Valor Econômico
Embora a favela seja um modo socialmente
degradante de morar na cidade, é, também, um lugar de criatividade social
O IBGE divulgou os dados do Censo Demográfico
de 2022 relativos ao que é um Censo das Favelas e Comunidades Urbanas. Como
sugeriu Francisco de Lima, o Preto Zezé, presidente da Central Única das
Favelas (Cufa), o censo permitirá ao Estado tratar dos problemas das favelas de
maneira socialmente apropriada. Uma liderança desse porte já é um fato
auspicioso, que liberta o assunto das improvisações impressionistas do senso
comum.
É significativo que a conceituação desses conjuntos urbanos voltem a ser definidos como “favelas”, depois dos esforços para redefini-los como “comunidades”. Os números do Censo mostram que há poucas discrepâncias entre as favelas e o país. Também nelas repete-se a diversidade social, diferenças e diversificações que as diferenciam do que a sociologia define como “comunidade”.
Não se trata, portanto, de acobertar o que a
favela é, mas de reconhecê-la como o que é, e possibilitar política sociais e
urbanas que permitam reconhecer e resolver a anomia social decorrente do que
nelas é expressão de urbanização patológica. A de sua concentração em áreas de
“deterioração social”, como as definiu o geógrafo Lewis Mumford. Elas não são,
porém, propriamente, um problema geográfico, espacial e territorial.
O crescimento do número de favelas no país é
indicativo de um problema social grave e persistente, apesar do declínio na
proporção de favelados em relação ao todo da população. Em 2010, eram 6.329
favelas, com mais de 11 milhões de habitantes. Em 2022, 12.348 favelas, com
mais de 16 milhões de habitantes. Um crescimento de uma vez e meia a população
favelada do censo anterior. Mas diminui a proporção de moradores de favelas de
8,1% da população brasileira para 6% entre os dois censos. Uma pequena queda nos
índices de favelização.
As favelas, no entanto, têm se espalhado pelo
país. O que era no início dos anos 1960 uma realidade tida como característica
do Rio de Janeiro, é hoje praticamente uma realidade nacional, com a exceção do
Rio Grande do Sul, que não aparece nos destaques de número de favelas e de seus
habitantes.
As favelas mais populosas estão no Norte e no
Sudeste. Portanto, em extremos opostos do crescimento econômico. O que indica
que a favelização é um problema estrutural que resulta de uma economia sem
desenvolvimento social, uma economia que se nutre da anomalia de formas
perversas de inclusão social.
A favela tende a resultar do deslocamento
territorial de populações rurais expulsas da terra pelas transformações nas
relações de trabalho, não raro o trabalho substituído pela adoção de máquinas e
de técnicas agrícolas dispensadoras de mão de obra. Não é o mercado que
modifica as condições sociais da produção. Por trás dessas mudanças estão os
subsídios e os incentivos fiscais do governo. Até mesmo as técnicas produtivas
inovadoras criadas pelas universidades, que não se preocupam com as inovações
sociológicas e antropológicas alternativas ao problema social que aflige essas
populações.
No Sudeste há uma variante significativa.
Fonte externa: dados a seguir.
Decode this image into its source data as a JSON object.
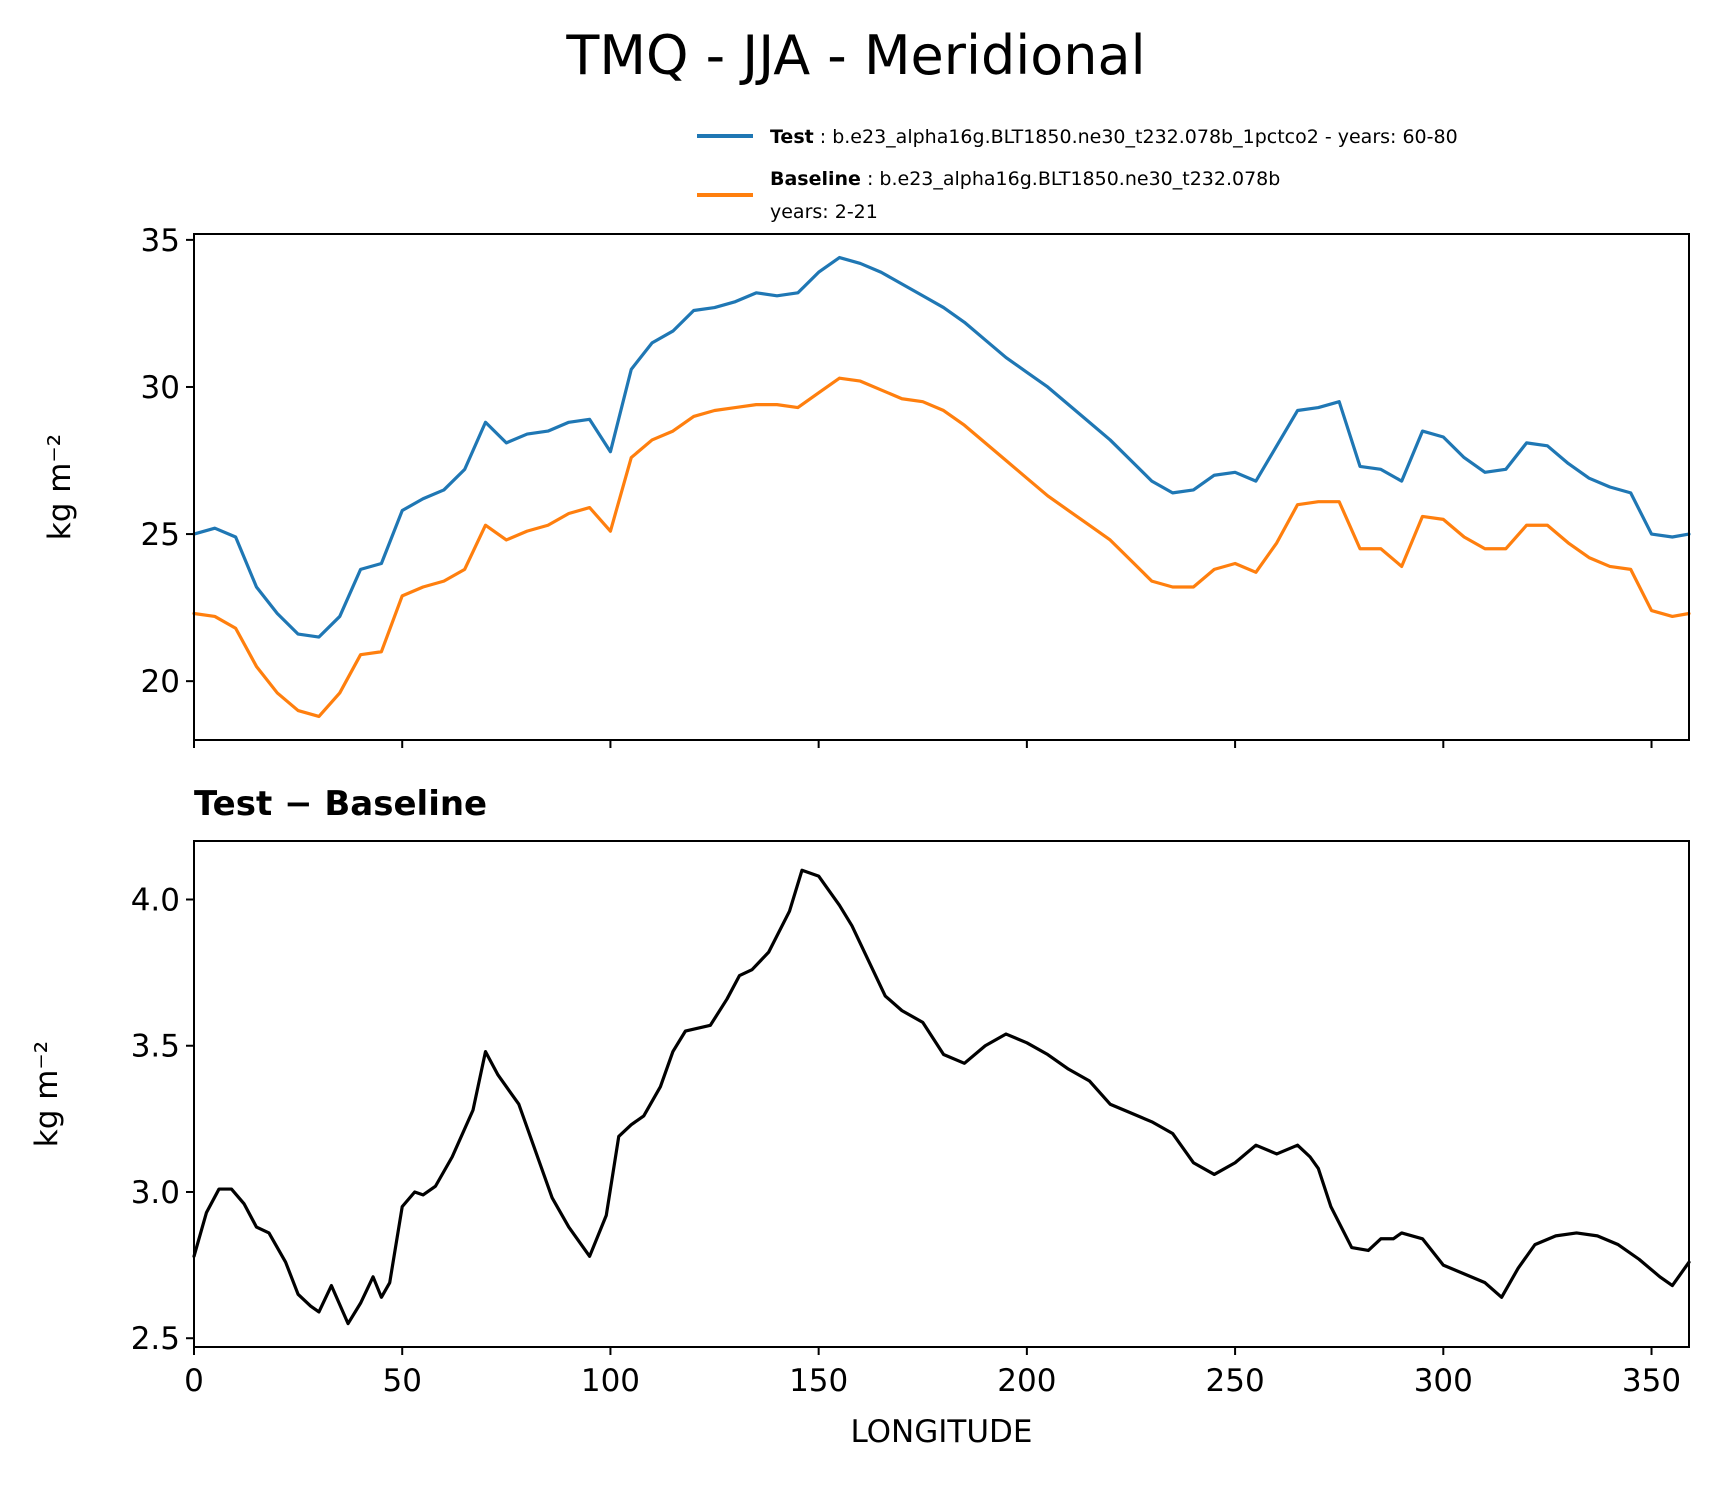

Decorreu do arrocho salarial a adoção do neoliberalismo econômico, em 1964,
pelo governo militar, como reorientação da economia brasileira contra o
nacional-desenvolvimentismo, industrialista. Muitos habitantes das cidades
foram se deslocando para o que começou a ser definido como periferia e na
periferia para as favelas.
Embora a favela seja um modo socialmente
degradante de morar na cidade, por ser ela essencialmente um núcleo de
carências e insuficiências, é, também, um lugar de criatividade social, de
reinvenção da sociedade como sociedade paralela e alternativa em que ela vem se
transformando.
Sua edificação em terrenos quase sempre
invadidos já indica que o principal problema em sua origem é o nosso
capitalismo latifundista e rentista. Ele cresce menos do que poderia na
produção agrícola e industrial. Um capitalismo anômalo que, nesses setores,
cria lucros sem criar produtos.
O comércio imobiliário nas favelas é
florescente: “Vende-se este barraco” é anúncio frequente em pichações. Há
alguns anos, um artigo em “O Estado de S. Paulo” apontava a favela da Rocinha,
hoje a maior do país, com 72.021 habitantes, como lugar de uma movimentada
agência de um dos maiores bancos do país.
Os favelados inventaram a imaginativa
arquitetura dos mutirões e da autonomia dos pisos. O “dono” do cômodo do
primeiro piso vende o seu teto como piso de um morador superposto. E assim vão
até três ou quatro pisos. Uma solução para a casa própria, ainda que imprópria.
A favela tem sua própria cultura urbana, não
raro de motivação comunitária, alternativa e divergente. Não raro a favela é o
foco social de uma consciência crítica da sociedade que a gera.